The Sharia-Free America Caucus is a caucus in the United States House of Representatives that opposes sharia law. Founded in 2025 by U.S. representatives Chip Roy and Keith Self, the caucus has at least 66 members, all of whom are Republicans.

== History ==
The Sharia-Free America Caucus was founded on December 18, 2025, by U.S. representatives Chip Roy and Keith Self. As of 2026, the caucus has at least 66 members, all of whom are members of the Republican Party.

The caucus have introduced a number of bills, including one that would designate the Council on American–Islamic Relations (CAIR) as a terrorist organization.
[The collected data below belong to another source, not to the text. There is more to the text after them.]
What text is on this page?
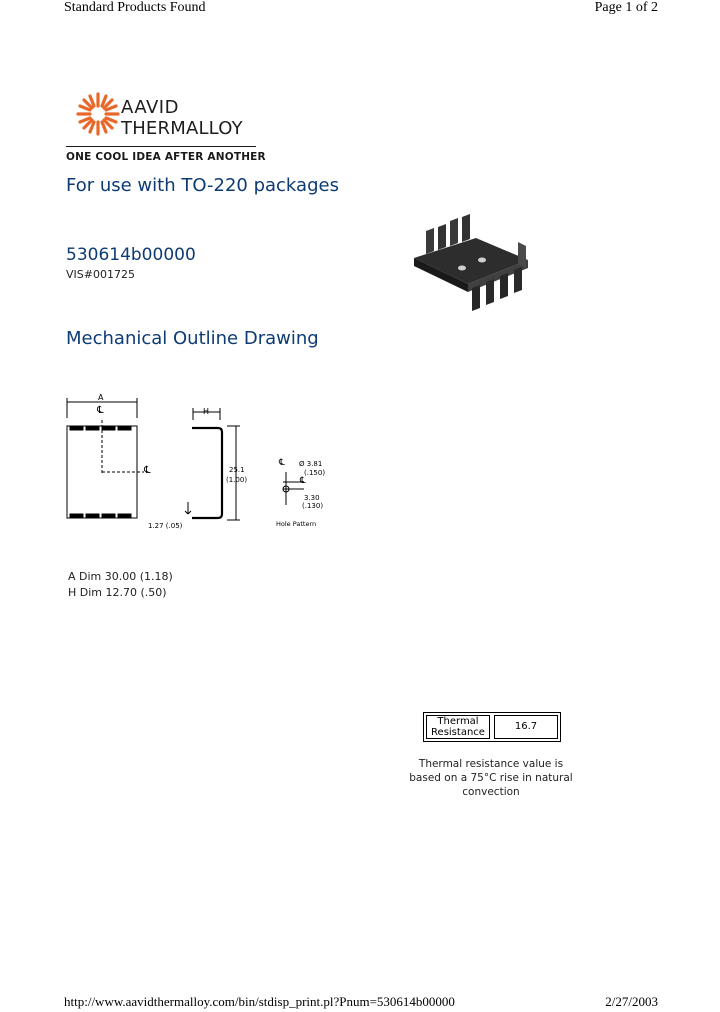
Standard Products Found	Page 1 of 2
AAVID
THERMALLOY
ONE COOL IDEA AFTER ANOTHER
For use with TO-220 packages
530614b00000
VIS#001725
Mechanical Outline Drawing
A
℄
℄
H
25.1
(1.00)
1.27 (.05)
℄ Ø 3.81
(.150)
℄
3.30
(.130)
Hole Pattern
A Dim 30.00 (1.18)
H Dim 12.70 (.50)
Thermal
Resistance
16.7
Thermal resistance value is based on a 75°C rise in natural convection
http://www.aavidthermalloy.com/bin/stdisp_print.pl?Pnum=530614b00000	2/27/2003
The group also introduced H.R. 6225, which would immediately halt all immigration to the United States pending further reforms to immigration law.

== Reception ==
In February 2026, the Council on American–Islamic Relations announced they were designating the caucus an "anti-Muslim hate group". CAIR suggested that the caucus were attempting to pass legislation to criminalize Islam. Both the American-Arab Anti-Discrimination Committee and the U.S. Council of Muslim Organizations have expressed opposition to the caucus.

On June 8, 2026, 119 congressional Democrats issued a letter condemning the caucus, which they labelled Islamophobic.